Modalités de communication entre autorités compétentes
L'article 3 du projet de décret prévoit que les échanges d'information entre, d'une part, les autorités désignées en France (l'office, la personnalité qualifiée désignée au sein de l'ARCOM et cette dernière), et, d'autre part, ces autorités et les autorités compétentes désignées dans les autres Etats membres pour la mise en œuvre du règlement susvisé, s'effectuent par des moyens de communication électronique garantissant l'identification des parties à la communication, l'intégrité, la sécurité et la confidentialité des échanges.
L'ARCOM relève que les moyens techniques précisés permettent des échanges fluides tout en garantissant leur sécurité et leur confidentialité. Ils répondent, en outre, au besoin pour les autorités compétentes nationales de pouvoir s'appuyer sur les outils en cours de développement par Europol aux fins de faciliter la coopération transfrontalière en matière de lutte contre la dissémination des contenus à caractère terroriste.
Faculté de consultation de la personnalité qualifiée désignée au sein de l'ARCOM
L'article 4 du projet de décret prévoit la possibilité pour la personnalité qualifiée au sein de l'ARCOM de consulter pour avis l'office lorsqu'elle est saisie d'une demande aux fins d'examen approfondi d'une injonction de retrait émise par l'autorité d'un Etat membre tiers envers un fournisseur de service d'hébergement établi en France.
Le cas échéant, la consultation de l'office interviendra nécessairement dans des délais contraints et impliquera un délai de réponse très court, dès lors que la personnalité qualifiée doit elle-même statuer en 72 heures.
La mise en œuvre de l'article 6-1 de la LCEN montre que les échanges entre la personnalité qualifiée et l'office s'avèrent suffisamment rapides en pratique.
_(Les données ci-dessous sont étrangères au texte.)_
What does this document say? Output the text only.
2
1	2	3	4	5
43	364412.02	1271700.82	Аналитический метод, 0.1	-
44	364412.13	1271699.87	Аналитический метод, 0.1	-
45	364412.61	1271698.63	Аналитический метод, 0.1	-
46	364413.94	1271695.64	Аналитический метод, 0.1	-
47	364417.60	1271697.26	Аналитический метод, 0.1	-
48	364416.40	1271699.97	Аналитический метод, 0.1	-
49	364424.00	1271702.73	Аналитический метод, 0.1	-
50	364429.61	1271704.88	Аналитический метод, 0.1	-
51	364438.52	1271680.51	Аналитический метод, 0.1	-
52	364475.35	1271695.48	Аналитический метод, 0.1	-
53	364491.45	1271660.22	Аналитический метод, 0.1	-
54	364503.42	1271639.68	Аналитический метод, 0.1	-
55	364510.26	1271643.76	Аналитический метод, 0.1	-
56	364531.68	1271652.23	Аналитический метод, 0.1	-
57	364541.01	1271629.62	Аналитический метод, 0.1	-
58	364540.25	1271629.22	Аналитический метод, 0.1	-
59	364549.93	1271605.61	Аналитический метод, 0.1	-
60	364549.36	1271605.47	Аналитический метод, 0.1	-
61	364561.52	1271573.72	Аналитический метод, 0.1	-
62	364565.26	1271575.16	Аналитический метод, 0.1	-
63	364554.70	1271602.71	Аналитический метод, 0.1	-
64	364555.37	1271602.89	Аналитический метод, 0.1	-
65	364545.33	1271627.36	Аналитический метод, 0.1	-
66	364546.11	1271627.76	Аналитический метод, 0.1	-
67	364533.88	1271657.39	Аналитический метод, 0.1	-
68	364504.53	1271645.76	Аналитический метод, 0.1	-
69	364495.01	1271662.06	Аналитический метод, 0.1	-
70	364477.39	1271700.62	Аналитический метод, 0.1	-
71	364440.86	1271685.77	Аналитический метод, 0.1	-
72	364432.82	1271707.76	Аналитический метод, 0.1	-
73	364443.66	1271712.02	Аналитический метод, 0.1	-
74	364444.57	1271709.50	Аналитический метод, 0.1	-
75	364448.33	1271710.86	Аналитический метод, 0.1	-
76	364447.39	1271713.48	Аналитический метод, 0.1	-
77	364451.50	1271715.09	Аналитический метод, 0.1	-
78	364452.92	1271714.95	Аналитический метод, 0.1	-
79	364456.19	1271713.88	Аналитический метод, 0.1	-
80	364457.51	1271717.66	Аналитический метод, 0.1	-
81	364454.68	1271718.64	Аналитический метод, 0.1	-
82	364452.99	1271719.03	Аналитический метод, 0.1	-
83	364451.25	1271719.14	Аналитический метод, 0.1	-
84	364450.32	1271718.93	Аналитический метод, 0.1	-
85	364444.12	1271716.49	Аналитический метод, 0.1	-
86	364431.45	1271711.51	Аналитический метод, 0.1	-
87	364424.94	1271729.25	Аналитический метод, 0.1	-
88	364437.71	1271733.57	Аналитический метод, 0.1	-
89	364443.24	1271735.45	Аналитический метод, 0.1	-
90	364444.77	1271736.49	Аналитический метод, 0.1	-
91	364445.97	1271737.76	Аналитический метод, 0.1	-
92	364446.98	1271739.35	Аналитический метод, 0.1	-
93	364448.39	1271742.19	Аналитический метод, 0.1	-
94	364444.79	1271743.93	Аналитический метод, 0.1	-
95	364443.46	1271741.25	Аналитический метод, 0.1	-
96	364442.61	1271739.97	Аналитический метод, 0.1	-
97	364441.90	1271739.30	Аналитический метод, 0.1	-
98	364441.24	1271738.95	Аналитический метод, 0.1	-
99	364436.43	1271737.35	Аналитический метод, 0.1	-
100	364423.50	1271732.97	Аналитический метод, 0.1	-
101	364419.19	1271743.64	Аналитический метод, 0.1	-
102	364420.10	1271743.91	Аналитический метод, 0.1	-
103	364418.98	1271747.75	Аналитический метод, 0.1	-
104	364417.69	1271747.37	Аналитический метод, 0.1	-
2. S'agissant des modalités d'application de l'article 6-1-5 de la loi n° 2004-575 du 21 juin 2004 pour la confiance dans l'économie numérique


Les articles 5 et 6 du projet de décret modifient le code de justice administrative en intégrant les procédures spécifiques permettant de contester devant le juge administratif les injonctions de retrait émises sur le fondement de l'article 3, ainsi que les refus de la personnalité qualifiée d'annuler l'injonction adressée par l'autorité d'un autre Etat membre à un opérateur établi en France en application de l'article 4.
L'ARCOM relève que les délais d'examen prévus sont de nature à répondre aux exigences de l'article 9 du règlement susvisé, dans la mesure où ils garantissent qu'une décision statuant au fond puisse être rendue rapidement.


3. S'agissant des dispositions modifiant le décret n° 2015-125 du 5 février 2015 relatif au blocage des sites provoquant à des actes de terrorisme ou en faisant l'apologie et des sites diffusant des images et représentations de mineurs à caractère pornographique


L'article 7 du projet de décret modifie le décret n° 2015-125 du 5 février 2015 relatif au blocage des sites provoquant à des actes de terrorisme ou en faisant l'apologie et des sites diffusant des images et représentations de mineurs à caractère pornographique en tirant les conséquences du transfert de la personnalité qualifiée du collège de la CNIL vers celui de l'ARCOM, prévu à l'article 41 de la loi n° 2021-1109 renforçant le respect des principes de la République, et en vigueur depuis le 7 juin 2022.
Il précise en outre les conditions dans lesquelles les agents de l'Autorité peuvent être mis à la disposition de la personnalité qualifiée pour l'assister dans l'exercice de ces missions, en prévoyant qu'ils soient individuellement désignés et habilités à cette fin par le président de l'ARCOM.
L'Autorité prend acte de ces modifications qui permettent d'adapter les textes règlementaires à l'évolution de la fonction de la personnalité qualifiée et de renforcer les garanties relatives aux agents amenés à consulter des contenus illicites dans le cadre de leurs fonctions.
Le présent avis sera publié au Journal officiel de la République française.